Grandes nomes do mundo artístico e literário brasileiro, a começar por Machado de Assis, vincularam-se à imprensa, buscando divulgar a Cultura para um público mais amplo, criando um novo discurso no Jornalismo, nem artístico ou literário, nem jornalístico, mas uma mescla dos dois, um novo gênero, uma forma original de fazer Jornalismo, ou de fazer arte, ou de praticar Cultura. As pesquisas desenvolvidas por Faro têm foco nessa especificidade. E quando se toma a Cultura como temática é preciso considerar que se trata de um conceito abrangente em constante mutação, da mesma forma que o Jornalismo está sempre se reinventando para cumprir seu papel social.
O Jornalismo Cultural nasce como forma de democratizar a Cultura da elite, passa a envolver os produtos simbólicos dos meios de Comunicação de massa e vive hoje o desafio de entender a Cultura como algo muito mais amplo, para atender às novas demandas da sociedade, rompendo inclusive barreiras e preconceitos, tanto no que se refere às temáticas quanto no seu tratamento e nas abordagens do público.
Os textos publicados aqui apresentam reflexões teórico-conceituais sobre o Jornalismo Cultural, suas definições, seus objetos e suas condições de produção, entendendo-o como um gênero complexo, como um espaço tensionado pelas demandas do consumo de massa e pela reflexão crítica da produção artístico-intelectual
, ou seja, trabalha-se com um produto da máquina midiática, com o mercado de bens simbólicos, mas com estreitas relações com a produção intelectual das diferentes conjunturas históricas
.
As reflexões teóricas são apoiadas por análises empíricas da formatação e composição de suplementos culturais e publicações especializadas, da análise da cobertura de eventos literários, como a FLIP, por exemplo. A análise comparativa entre jornais diferentes evidencia o contrato de Comunicação
existente entre o veículo e seu público, nas representações narrativas de natureza estético-conceituais e ético-políticas
, um contrato que se estabelece considerando, segundo o autor, o caráter performativo
que as matérias dessas publicações têm junto ao seu público.

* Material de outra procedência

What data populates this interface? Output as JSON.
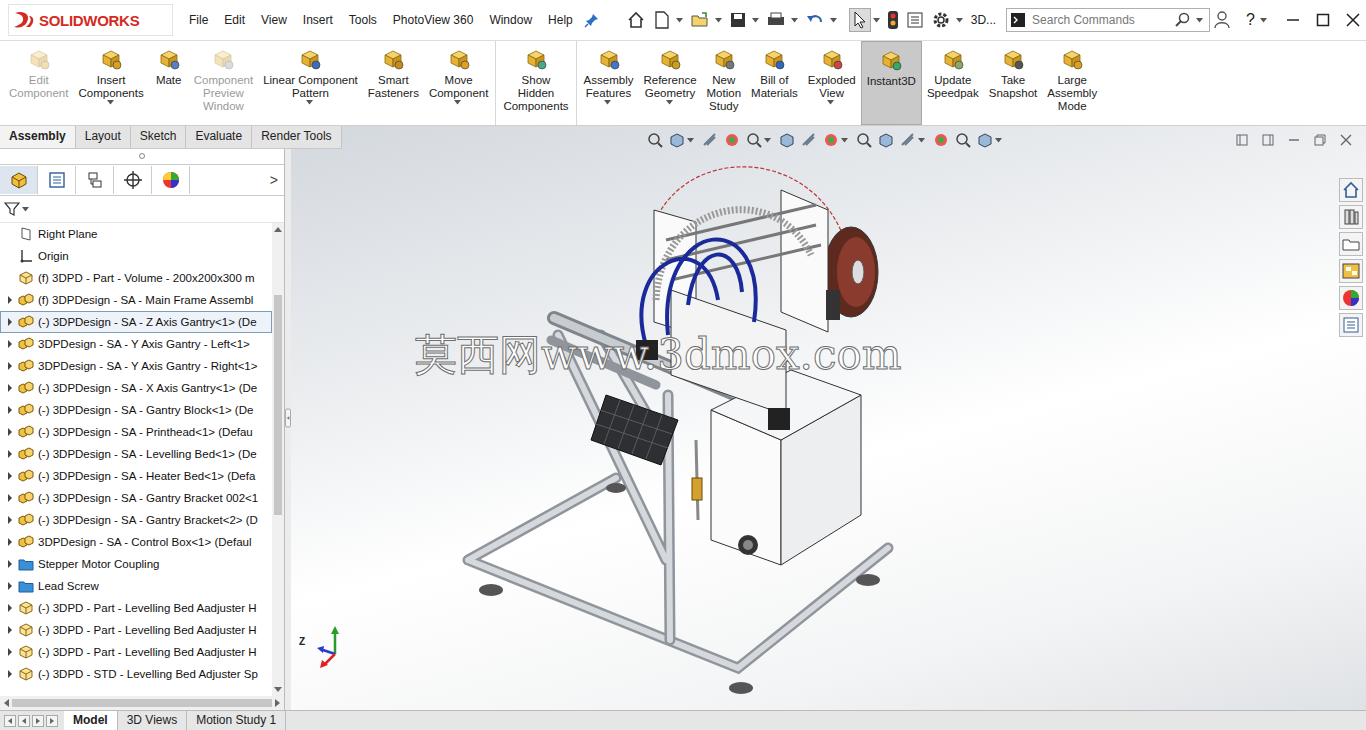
{
  "app": {
    "logo": "SOLIDWORKS"
  },
  "menu": [
    "File",
    "Edit",
    "View",
    "Insert",
    "Tools",
    "PhotoView 360",
    "Window",
    "Help"
  ],
  "toolbar": {
    "overflow_label": "3D..."
  },
  "search": {
    "placeholder": "Search Commands"
  },
  "help": "?",
  "ribbon": {
    "groups": [
      [
        {
          "lines": [
            "Edit",
            "Component"
          ],
          "disabled": true,
          "dropdown": false,
          "selected": false
        },
        {
          "lines": [
            "Insert",
            "Components"
          ],
          "disabled": false,
          "dropdown": true,
          "selected": false
        },
        {
          "lines": [
            "Mate"
          ],
          "disabled": false,
          "dropdown": false,
          "selected": false
        },
        {
          "lines": [
            "Component",
            "Preview",
            "Window"
          ],
          "disabled": true,
          "dropdown": false,
          "selected": false
        },
        {
          "lines": [
            "Linear Component",
            "Pattern"
          ],
          "disabled": false,
          "dropdown": true,
          "selected": false
        },
        {
          "lines": [
            "Smart",
            "Fasteners"
          ],
          "disabled": false,
          "dropdown": false,
          "selected": false
        },
        {
          "lines": [
            "Move",
            "Component"
          ],
          "disabled": false,
          "dropdown": true,
          "selected": false
        }
      ],
      [
        {
          "lines": [
            "Show",
            "Hidden",
            "Components"
          ],
          "disabled": false,
          "dropdown": false,
          "selected": false
        }
      ],
      [
        {
          "lines": [
            "Assembly",
            "Features"
          ],
          "disabled": false,
          "dropdown": true,
          "selected": false
        },
        {
          "lines": [
            "Reference",
            "Geometry"
          ],
          "disabled": false,
          "dropdown": true,
          "selected": false
        },
        {
          "lines": [
            "New",
            "Motion",
            "Study"
          ],
          "disabled": false,
          "dropdown": false,
          "selected": false
        },
        {
          "lines": [
            "Bill of",
            "Materials"
          ],
          "disabled": false,
          "dropdown": false,
          "selected": false
        },
        {
          "lines": [
            "Exploded",
            "View"
          ],
          "disabled": false,
          "dropdown": true,
          "selected": false
        },
        {
          "lines": [
            "Instant3D"
          ],
          "disabled": false,
          "dropdown": false,
          "selected": true
        },
        {
          "lines": [
            "Update",
            "Speedpak"
          ],
          "disabled": false,
          "dropdown": false,
          "selected": false
        },
        {
          "lines": [
            "Take",
            "Snapshot"
          ],
          "disabled": false,
          "dropdown": false,
          "selected": false
        },
        {
          "lines": [
            "Large",
            "Assembly",
            "Mode"
          ],
          "disabled": false,
          "dropdown": false,
          "selected": false
        }
      ]
    ]
  },
  "command_tabs": [
    {
      "label": "Assembly",
      "selected": true
    },
    {
      "label": "Layout",
      "selected": false
    },
    {
      "label": "Sketch",
      "selected": false
    },
    {
      "label": "Evaluate",
      "selected": false
    },
    {
      "label": "Render Tools",
      "selected": false
    }
  ],
  "feature_manager": {
    "more": ">",
    "tabs": [
      {
        "selected": true
      },
      {
        "selected": false
      },
      {
        "selected": false
      },
      {
        "selected": false
      },
      {
        "selected": false
      }
    ],
    "items": [
      {
        "label": "Right Plane",
        "kind": "plane",
        "expandable": false,
        "selected": false
      },
      {
        "label": "Origin",
        "kind": "origin",
        "expandable": false,
        "selected": false
      },
      {
        "label": "(f) 3DPD - Part - Volume - 200x200x300 m",
        "kind": "part",
        "expandable": false,
        "selected": false
      },
      {
        "label": "(f) 3DPDesign - SA - Main Frame Assembl",
        "kind": "assembly",
        "expandable": true,
        "selected": false
      },
      {
        "label": "(-) 3DPDesign - SA - Z Axis Gantry<1> (De",
        "kind": "assembly",
        "expandable": true,
        "selected": true
      },
      {
        "label": "3DPDesign - SA - Y Axis Gantry - Left<1>",
        "kind": "assembly",
        "expandable": true,
        "selected": false
      },
      {
        "label": "3DPDesign - SA - Y Axis Gantry - Right<1>",
        "kind": "assembly",
        "expandable": true,
        "selected": false
      },
      {
        "label": "(-) 3DPDesign - SA - X Axis Gantry<1> (De",
        "kind": "assembly",
        "expandable": true,
        "selected": false
      },
      {
        "label": "(-) 3DPDesign - SA - Gantry Block<1> (De",
        "kind": "assembly",
        "expandable": true,
        "selected": false
      },
      {
        "label": "(-) 3DPDesign - SA - Printhead<1> (Defau",
        "kind": "assembly",
        "expandable": true,
        "selected": false
      },
      {
        "label": "(-) 3DPDesign - SA - Levelling Bed<1> (De",
        "kind": "assembly",
        "expandable": true,
        "selected": false
      },
      {
        "label": "(-) 3DPDesign - SA - Heater Bed<1> (Defa",
        "kind": "assembly",
        "expandable": true,
        "selected": false
      },
      {
        "label": "(-) 3DPDesign - SA - Gantry Bracket 002<1",
        "kind": "assembly",
        "expandable": true,
        "selected": false
      },
      {
        "label": "(-) 3DPDesign - SA - Gantry Bracket<2> (D",
        "kind": "assembly",
        "expandable": true,
        "selected": false
      },
      {
        "label": "3DPDesign - SA - Control Box<1> (Defaul",
        "kind": "assembly",
        "expandable": true,
        "selected": false
      },
      {
        "label": "Stepper Motor Coupling",
        "kind": "folder",
        "expandable": true,
        "selected": false
      },
      {
        "label": "Lead Screw",
        "kind": "folder",
        "expandable": true,
        "selected": false
      },
      {
        "label": "(-) 3DPD - Part - Levelling Bed Aadjuster H",
        "kind": "part",
        "expandable": true,
        "selected": false
      },
      {
        "label": "(-) 3DPD - Part - Levelling Bed Aadjuster H",
        "kind": "part",
        "expandable": true,
        "selected": false
      },
      {
        "label": "(-) 3DPD - Part - Levelling Bed Aadjuster H",
        "kind": "part",
        "expandable": true,
        "selected": false
      },
      {
        "label": "(-) 3DPD - STD - Levelling Bed Adjuster Sp",
        "kind": "part",
        "expandable": true,
        "selected": false
      }
    ]
  },
  "viewport": {
    "watermark": "莫西网www.3dmox.com",
    "triad_label": "Z"
  },
  "bottom_tabs": [
    {
      "label": "Model",
      "selected": true
    },
    {
      "label": "3D Views",
      "selected": false
    },
    {
      "label": "Motion Study 1",
      "selected": false
    }
  ]
}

Em linguagem cuidada e reflexões subsidiadas em teóricos nacionais e internacionais de reconhecido valor acadêmico, o leitor encontrará neste trabalho uma rica contribuição para os estudos da Comunicação e do Jornalismo, em especial, no sentido de entender a narrativa como fruto de uma visão de mundo e não como espelho da realidade. O conjunto de textos que compõe a obra evidencia um amadurecimento em torno da relevância do Jornalismo Cultural, da preocupação do autor em não deixar morrer o texto de autoria, de posicionamento, de crítica, características essenciais do gênero, que mesmo frente às possibilidades da internet, dos espaços virtuais de crítica, da informação mais ágil, encontra lugar no Jornalismo de qualidade, que não deve ser entendido apenas como território de exercício do poder econômico de seus promotores e de verdadeiros manipuladores da opinião dos críticos
, como aponta o autor.
A editora Buqui nos brinda com um conjunto de ricas reflexões sobre o Jornalismo e a Cultura, contribuição significativa para o pesquisador da área da Comunicação. A leitura destes textos com certeza deverá propiciar um repensar dos conceitos arraigados sobre o fazer jornalístico hoje.

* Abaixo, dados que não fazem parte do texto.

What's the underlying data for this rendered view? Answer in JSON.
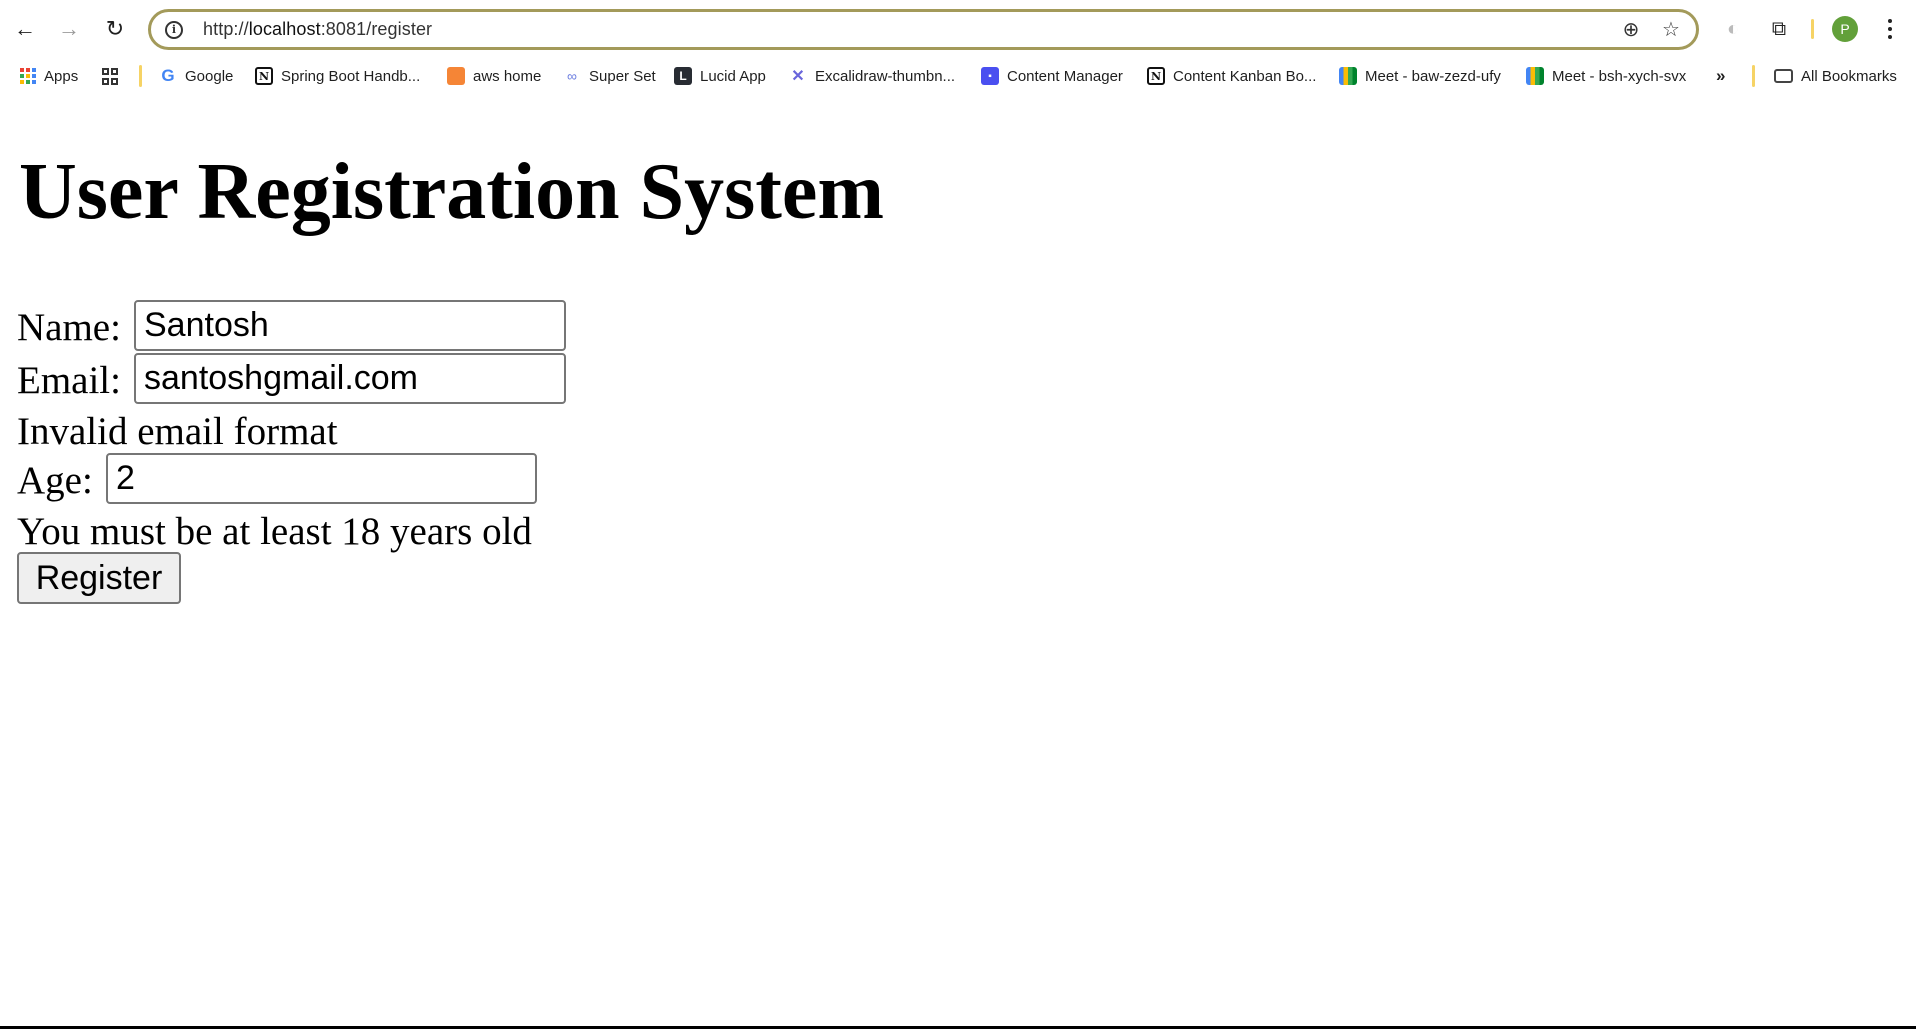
{
  "browser": {
    "url_prefix": "http://",
    "url_host": "localhost",
    "url_rest": ":8081/register",
    "nav": {
      "back_icon": "←",
      "forward_icon": "→",
      "reload_icon": "↻"
    },
    "omnibox_icons": {
      "info_icon": "i",
      "zoom_icon": "⊕",
      "star_icon": "☆"
    },
    "toolbar_icons": {
      "extension_icon": "◐",
      "puzzle_icon": "⧉"
    },
    "profile_initial": "P",
    "accent_color": "#a39a5a",
    "avatar_color": "#62a03a"
  },
  "bookmarks": {
    "items": [
      {
        "label": "Apps",
        "icon": "apps-icon"
      },
      {
        "label": "",
        "icon": "grid-icon"
      },
      {
        "label": "Google",
        "icon": "google-icon"
      },
      {
        "label": "Spring Boot Handb...",
        "icon": "notion-icon"
      },
      {
        "label": "aws home",
        "icon": "aws-icon"
      },
      {
        "label": "Super Set",
        "icon": "superset-icon"
      },
      {
        "label": "Lucid App",
        "icon": "lucid-icon"
      },
      {
        "label": "Excalidraw-thumbn...",
        "icon": "excalidraw-icon"
      },
      {
        "label": "Content Manager",
        "icon": "content-manager-icon"
      },
      {
        "label": "Content Kanban Bo...",
        "icon": "notion-icon"
      },
      {
        "label": "Meet - baw-zezd-ufy",
        "icon": "meet-icon"
      },
      {
        "label": "Meet - bsh-xych-svx",
        "icon": "meet-icon"
      }
    ],
    "overflow_icon": "»",
    "all_bookmarks_label": "All Bookmarks"
  },
  "page": {
    "title": "User Registration System",
    "form": {
      "name_label": "Name:",
      "name_value": "Santosh",
      "email_label": "Email:",
      "email_value": "santoshgmail.com",
      "email_error": "Invalid email format",
      "age_label": "Age:",
      "age_value": "2",
      "age_error": "You must be at least 18 years old",
      "submit_label": "Register"
    }
  }
}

Elizabeth Moraes Gonçalves
APRESENTAÇÃO
Esta antologia reúne 11 artigos escritos por mim entre 2006 e 2013 sobre as relações entre Jornalismo e Cultura. São textos já publicados em periódicos científicos (com a única exceção da colaboração feita com o Suplemento Literário da Secretaria da Cultura do Governo de Minas Gerais), que agora compõem um painel articulado em torno dos principais resultados do projeto de investigação científica que desenvolvi no mesmo período na Universidade Metodista de São Paulo (UMESP), onde atuo no Programa de Pós-Graduação em Comunicação. Dois desses textos foram produzidos em coautoria com minha colega Profa. Elizabeth Moraes Gonçalves, pesquisadora de extraordinária sensibilidade para a dimensão linguística do nosso objeto de estudo – parceria que me assegurou uma visão mais abrangente das relações entre os dois universos da pesquisa.

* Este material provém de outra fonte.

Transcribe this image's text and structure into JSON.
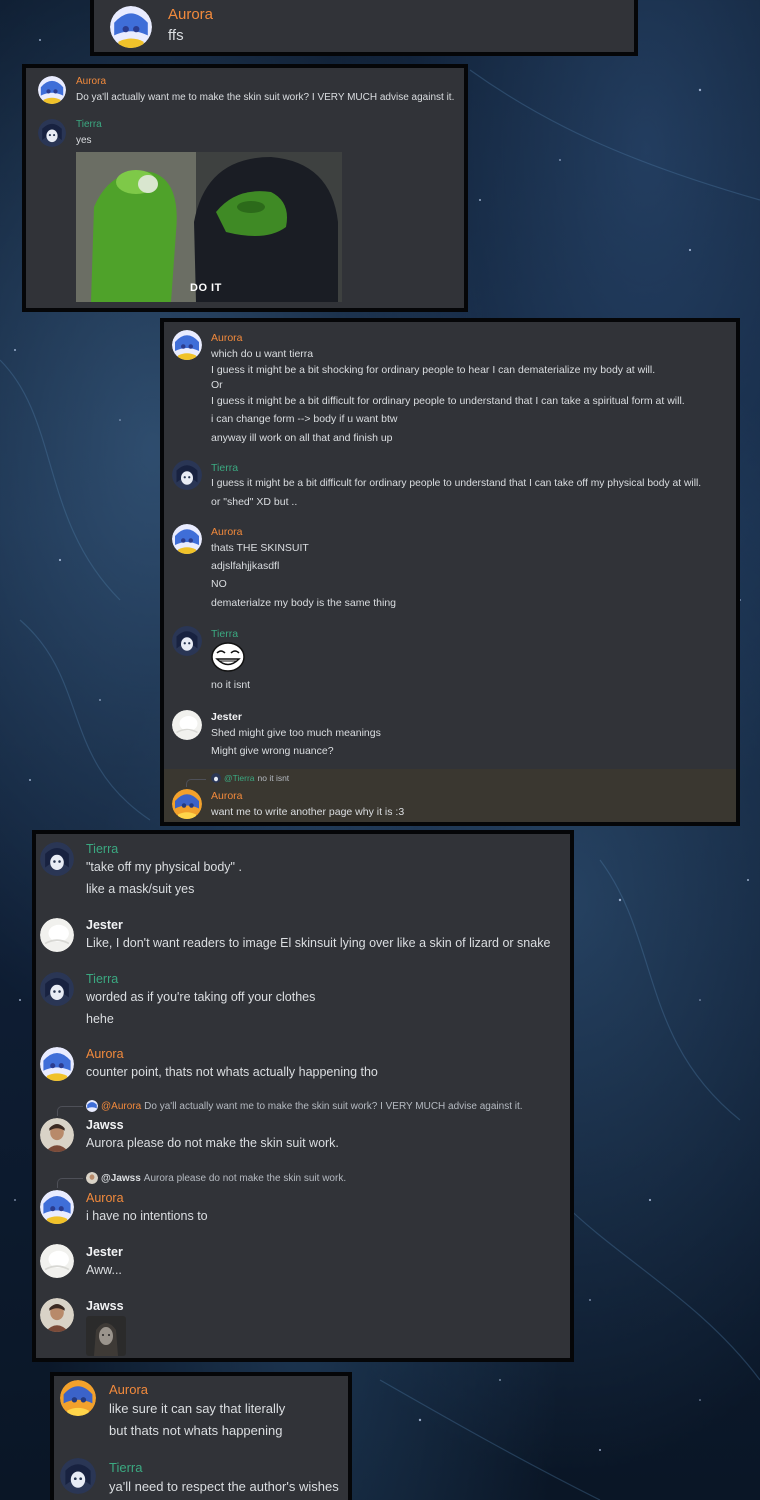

Meu interesse acadêmico pelas aproximações possíveis entre Jornalismo e Cultura data da tese de doutorado que defendi sobre a revista Realidade, na Escola de Comunicações e Artes da USP, em 1996, quando pude analisar detidamente o vínculo que a publicação da Editora Abril manteve, principalmente nos seus primeiros três anos de existência, com os novos padrões de comportamento de meados dos anos 60, época transgressora do conservadorismo que, no Brasil, vinha de braços dados com a construção do Estado autoritário iniciada com o golpe militar de 1964. O estudo de Realidade, que também para mim foi um dos suportes de construção e de entendimento dos significados da época, está na origem de uma preocupação que acabou por me acompanhar na vida universitária: quais os universos que a produção jornalística efetivamente traduz em sua operacionalidade noticiosa e de qual matéria-prima é constituída a sua narrativa?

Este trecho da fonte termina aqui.